I really haven't heard a viable argument for why we wouldn't develop these resources. That question, IMHO, is more valid and harder to answer than why we would.
First, there are potential environmental consequences and the recent ExxonMobil decision regarding their financial liability for the Exxon Valdez event has not added to the perception of the petroleum industry being environmentally responsible. The petroleum industry, in spite of Bot's protestations suggesting otherwise, has earned the reputation for being a "do it now and worry about the consequences later" based organization. And when the consequences later are delayed in court for decades and then reduced to a mere slap on the wrist it just doesn't inspire confidence if you enjoy the natural beauty of your environment without oil pollution or if you merely live nearby.
But, pollution concerns aside, what is the point? If these environmentally sensitive areas were able to support a strategy to make the United States actually less dependent on the Middle East for oil for more than a short period of time, it might make sense. But they won't. And, they won't make the price of oil budge on the open market. Every open market barrel we don't buy will be snapped up the India or China or Europe or someone else. Which means every barrel of domestic oil will be priced according to the open market. Which means the consumer of this domestic oil in America will see nothing in the way of a price drop.
In the scheme of considering domestic oil deposits a strategically valuable commodity, there is no reason if it has no lasting or significant effect on the price of open market oil, or the continued availability of oil, why these domestic resources owned by the collective citizens of the Unites States of America should be turned over to petroleum companies to convert to cash, just because gas costs $4.50 a gallon. Other countries pay twice that and have a similar or better standard of living.

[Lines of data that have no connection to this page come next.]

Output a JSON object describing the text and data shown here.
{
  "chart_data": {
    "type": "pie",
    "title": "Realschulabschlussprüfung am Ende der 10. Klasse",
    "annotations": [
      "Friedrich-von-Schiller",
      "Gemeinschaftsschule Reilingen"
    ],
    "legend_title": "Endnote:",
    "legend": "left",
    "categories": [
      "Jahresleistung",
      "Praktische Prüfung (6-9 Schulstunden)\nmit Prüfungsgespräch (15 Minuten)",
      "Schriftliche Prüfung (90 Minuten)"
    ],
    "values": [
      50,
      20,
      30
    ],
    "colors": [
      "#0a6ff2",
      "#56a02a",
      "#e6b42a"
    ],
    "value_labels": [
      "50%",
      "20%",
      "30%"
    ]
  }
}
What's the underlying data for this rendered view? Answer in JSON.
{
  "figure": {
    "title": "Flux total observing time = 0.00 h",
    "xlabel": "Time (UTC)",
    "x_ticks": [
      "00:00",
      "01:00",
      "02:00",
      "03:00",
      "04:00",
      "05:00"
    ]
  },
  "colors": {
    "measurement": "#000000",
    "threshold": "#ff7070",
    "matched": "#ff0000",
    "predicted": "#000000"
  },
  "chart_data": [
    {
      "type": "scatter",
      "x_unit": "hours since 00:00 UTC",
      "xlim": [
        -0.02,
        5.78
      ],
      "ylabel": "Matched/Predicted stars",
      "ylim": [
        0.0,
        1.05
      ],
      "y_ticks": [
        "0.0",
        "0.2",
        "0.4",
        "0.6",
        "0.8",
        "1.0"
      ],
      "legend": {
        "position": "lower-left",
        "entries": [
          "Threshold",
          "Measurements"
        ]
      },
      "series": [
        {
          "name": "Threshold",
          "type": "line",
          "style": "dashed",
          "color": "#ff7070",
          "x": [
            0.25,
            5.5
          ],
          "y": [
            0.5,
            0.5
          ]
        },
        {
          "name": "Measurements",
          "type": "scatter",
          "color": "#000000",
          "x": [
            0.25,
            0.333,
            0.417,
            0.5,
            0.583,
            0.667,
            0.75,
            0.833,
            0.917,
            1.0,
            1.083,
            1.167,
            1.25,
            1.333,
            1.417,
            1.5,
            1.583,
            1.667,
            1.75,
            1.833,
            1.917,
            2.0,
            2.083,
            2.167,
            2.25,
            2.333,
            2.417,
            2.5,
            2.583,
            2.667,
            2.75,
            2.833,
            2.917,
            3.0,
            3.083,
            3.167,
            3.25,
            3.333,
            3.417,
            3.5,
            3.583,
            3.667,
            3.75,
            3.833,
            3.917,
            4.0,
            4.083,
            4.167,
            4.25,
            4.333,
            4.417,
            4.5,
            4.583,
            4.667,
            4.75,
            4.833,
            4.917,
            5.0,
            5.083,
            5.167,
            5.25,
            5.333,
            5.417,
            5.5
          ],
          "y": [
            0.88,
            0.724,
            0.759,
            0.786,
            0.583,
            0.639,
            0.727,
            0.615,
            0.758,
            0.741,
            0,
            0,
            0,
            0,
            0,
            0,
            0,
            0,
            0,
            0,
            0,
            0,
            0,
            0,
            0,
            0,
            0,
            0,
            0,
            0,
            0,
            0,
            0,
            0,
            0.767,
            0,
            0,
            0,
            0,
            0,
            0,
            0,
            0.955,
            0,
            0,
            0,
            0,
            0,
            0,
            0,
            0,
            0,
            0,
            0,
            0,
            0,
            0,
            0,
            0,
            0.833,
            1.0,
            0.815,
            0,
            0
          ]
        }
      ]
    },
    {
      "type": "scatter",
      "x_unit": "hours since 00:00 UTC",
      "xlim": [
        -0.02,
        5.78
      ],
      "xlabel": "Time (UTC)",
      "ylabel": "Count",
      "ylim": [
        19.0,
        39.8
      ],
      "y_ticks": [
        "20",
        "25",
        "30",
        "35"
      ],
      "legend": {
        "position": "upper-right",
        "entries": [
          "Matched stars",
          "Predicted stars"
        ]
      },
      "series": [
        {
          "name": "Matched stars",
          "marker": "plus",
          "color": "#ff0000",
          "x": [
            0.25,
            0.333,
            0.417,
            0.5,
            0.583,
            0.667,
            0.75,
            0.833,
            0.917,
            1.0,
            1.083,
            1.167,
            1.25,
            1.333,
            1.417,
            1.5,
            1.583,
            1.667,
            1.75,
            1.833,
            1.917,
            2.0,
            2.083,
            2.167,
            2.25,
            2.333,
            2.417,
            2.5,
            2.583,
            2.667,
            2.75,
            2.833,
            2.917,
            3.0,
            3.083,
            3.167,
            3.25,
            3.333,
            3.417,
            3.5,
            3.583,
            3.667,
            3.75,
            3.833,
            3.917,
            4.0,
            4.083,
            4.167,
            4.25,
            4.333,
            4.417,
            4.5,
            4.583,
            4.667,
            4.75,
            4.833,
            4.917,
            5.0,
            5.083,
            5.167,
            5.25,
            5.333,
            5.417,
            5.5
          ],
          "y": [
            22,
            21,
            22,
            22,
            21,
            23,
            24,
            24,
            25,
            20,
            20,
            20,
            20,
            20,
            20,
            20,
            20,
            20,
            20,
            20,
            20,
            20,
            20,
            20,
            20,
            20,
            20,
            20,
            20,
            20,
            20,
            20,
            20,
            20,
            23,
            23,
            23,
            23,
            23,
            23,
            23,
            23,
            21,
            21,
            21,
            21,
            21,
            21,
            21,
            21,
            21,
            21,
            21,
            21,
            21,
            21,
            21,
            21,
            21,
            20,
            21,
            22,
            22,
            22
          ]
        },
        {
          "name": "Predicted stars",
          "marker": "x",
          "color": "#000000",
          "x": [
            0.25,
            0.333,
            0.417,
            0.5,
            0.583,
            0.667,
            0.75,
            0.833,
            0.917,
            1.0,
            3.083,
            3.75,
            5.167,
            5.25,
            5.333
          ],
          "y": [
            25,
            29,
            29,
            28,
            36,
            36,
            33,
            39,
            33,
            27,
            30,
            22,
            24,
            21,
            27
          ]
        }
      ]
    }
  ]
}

High energy prices has brought about conservation means instead of a steely eyed focus only on enabling more consumption. And their approach works now, and will work even better when there is actually less oil to go around.
So, the reason you see no point to debate here isn't because there isn't one. It is because the real debate has been stifled while the usual "libs" vs. "neocons" argument has diverted everyone's attention from the real issue. There is a dwindling supply of oil, we import the large majority of the oil we now consume from other oil-rich, for the moment, countries like most of Europe and India and China. Energy fuels our economic engine, it is the technical development in our lifetimes most responsible for our present day way of life. Yet we have no energy policy, as a nation, to secure our future. Instead we get wrapped up in petty partisan political bickering while the opportunity to head of the looming crisis with the least disruption, and possible growth opportunity that will overshadow the 1960's Space Race, to our economic engine and our way of life.
Yeah, let's ignore the strategic importance of using Middle East oil first and buy the fabricated just for us story about how offshore oil will lower prices and ensure we become less dependent on Middle East oil. Again.